People who have the luxury of deciding how and where to pursue their dreams in music are lucky to find a place as accommodating as Belmont University. Besides hosting some of the most renowned EI conventions in the country, the school inspires some of the most entertaining (and riotous) house shows that Nashville has to offer.
Both of these events are opportunities for students to showcase why they came to Nashville—whether they do so on the stage or behind the soundboard. At these conventions and seminars, students can communicate with music industry execs that Belmont fishes out of the surrounding community, many of whom stick around afterwards to shake hands and answer questions.
Above all this, however, any student partygoer knows that one of the most expedient ways to break in to the local music scene is the house show. Whether in the backyard of a skeevy hippie house, or on the hearth of a condo on Music Row, these concerts attract hundreds of students…as long as it's a stacked lineup!
And there’s much more to a house show than the lineup…
Like any normal college party, a lot of the attendance depends on who’s hosting the get-together. What do they have to offer? Is it going to be a good time? Where do they stand in the social sphere? It’s a gamble sometimes, especially for the host who has to manage a hundred drinking students in their home, but also for the artist who recognizes this experience as a new platform for exposure and a new way to market their music.
An eighteen-year-old bass player can move to Nashville and, within a year of booking Belmont house shows intelligently, engage the attention of a great deal of the student body.
But what does it mean to book “intelligently”?
Again, some house shows are great, and some are not so great!
As a young musician who has nothing to lose and everything to prove, it’s best to aim low and shoot high. You can’t work your way into the top tier house shows without working your way up the house show bracket…and there is a bracket. From the shimmering set lights of Inglewood’s Little Lights show, to the backyard of your roommate’s cousin’s trailer, house shows are organized like a microcosm of the greater Nashville music scene.

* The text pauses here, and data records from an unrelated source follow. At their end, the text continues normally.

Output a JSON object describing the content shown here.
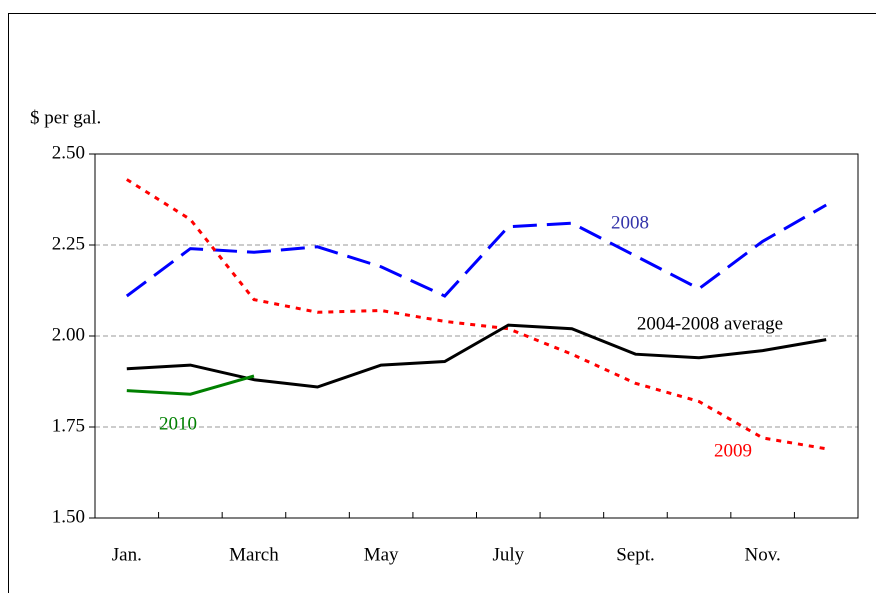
{
  "chart_data": {
    "type": "line",
    "y_label": "$ per gal.",
    "categories": [
      "Jan.",
      null,
      "March",
      null,
      "May",
      null,
      "July",
      null,
      "Sept.",
      null,
      "Nov.",
      null
    ],
    "series": [
      {
        "name": "2008",
        "color": "#0000ff",
        "label_color": "#3333aa",
        "style": "dashed",
        "values": [
          2.11,
          2.24,
          2.23,
          2.245,
          2.19,
          2.11,
          2.3,
          2.31,
          2.22,
          2.13,
          2.26,
          2.36
        ]
      },
      {
        "name": "2009",
        "color": "#ff0000",
        "label_color": "#ff0000",
        "style": "dotted",
        "values": [
          2.43,
          2.32,
          2.1,
          2.065,
          2.07,
          2.04,
          2.02,
          1.95,
          1.87,
          1.82,
          1.72,
          1.69
        ]
      },
      {
        "name": "2004-2008 average",
        "color": "#000000",
        "label_color": "#000000",
        "style": "solid",
        "values": [
          1.91,
          1.92,
          1.88,
          1.86,
          1.92,
          1.93,
          2.03,
          2.02,
          1.95,
          1.94,
          1.96,
          1.99
        ]
      },
      {
        "name": "2010",
        "color": "#008000",
        "label_color": "#008000",
        "style": "solid",
        "values": [
          1.85,
          1.84,
          1.89,
          null,
          null,
          null,
          null,
          null,
          null,
          null,
          null,
          null
        ]
      }
    ],
    "ylim": [
      1.5,
      2.5
    ],
    "yticks": [
      {
        "value": 1.5,
        "label": "1.50"
      },
      {
        "value": 1.75,
        "label": "1.75"
      },
      {
        "value": 2,
        "label": "2.00"
      },
      {
        "value": 2.25,
        "label": "2.25"
      },
      {
        "value": 2.5,
        "label": "2.50"
      }
    ],
    "grid": true
  }
}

It’s all about who you know, and what you’ve done.
“Why should I book you?” a host might ask.
And well, they should! The artist might have enough Facebook likes to draw a crowd and make their party more fun!
But then of course, they may get booked in other ways:
“My friend’s roommate said he heard you guys play live and it rocked. I’ll keep you guys in mind next time I throw down.”
This is not to say the Belmont house show scene is a strict imitation of the greater Nashville music scene, however if a student artist makes the same humble approach to a host that they would to a booking agent, they’re likely to make it to the top faster than their peers.
It’s these practice efforts to impress and breakthrough the student body and its limitations that have sometimes presented artists with much larger opportunities…ones that broaden their exposure and strengthen their ambitions. And that’s the window! Who knows who’s jumping up and down on the wood floor at that house show last weekend? It could have been a rep from Big Machine or Epic Records. This is a fantastic city with burgeoning artistry up and down the veneers of every threadbare venue and glamorous nightclub—if a musician wants exposure, Belmont University is not a bad place to start.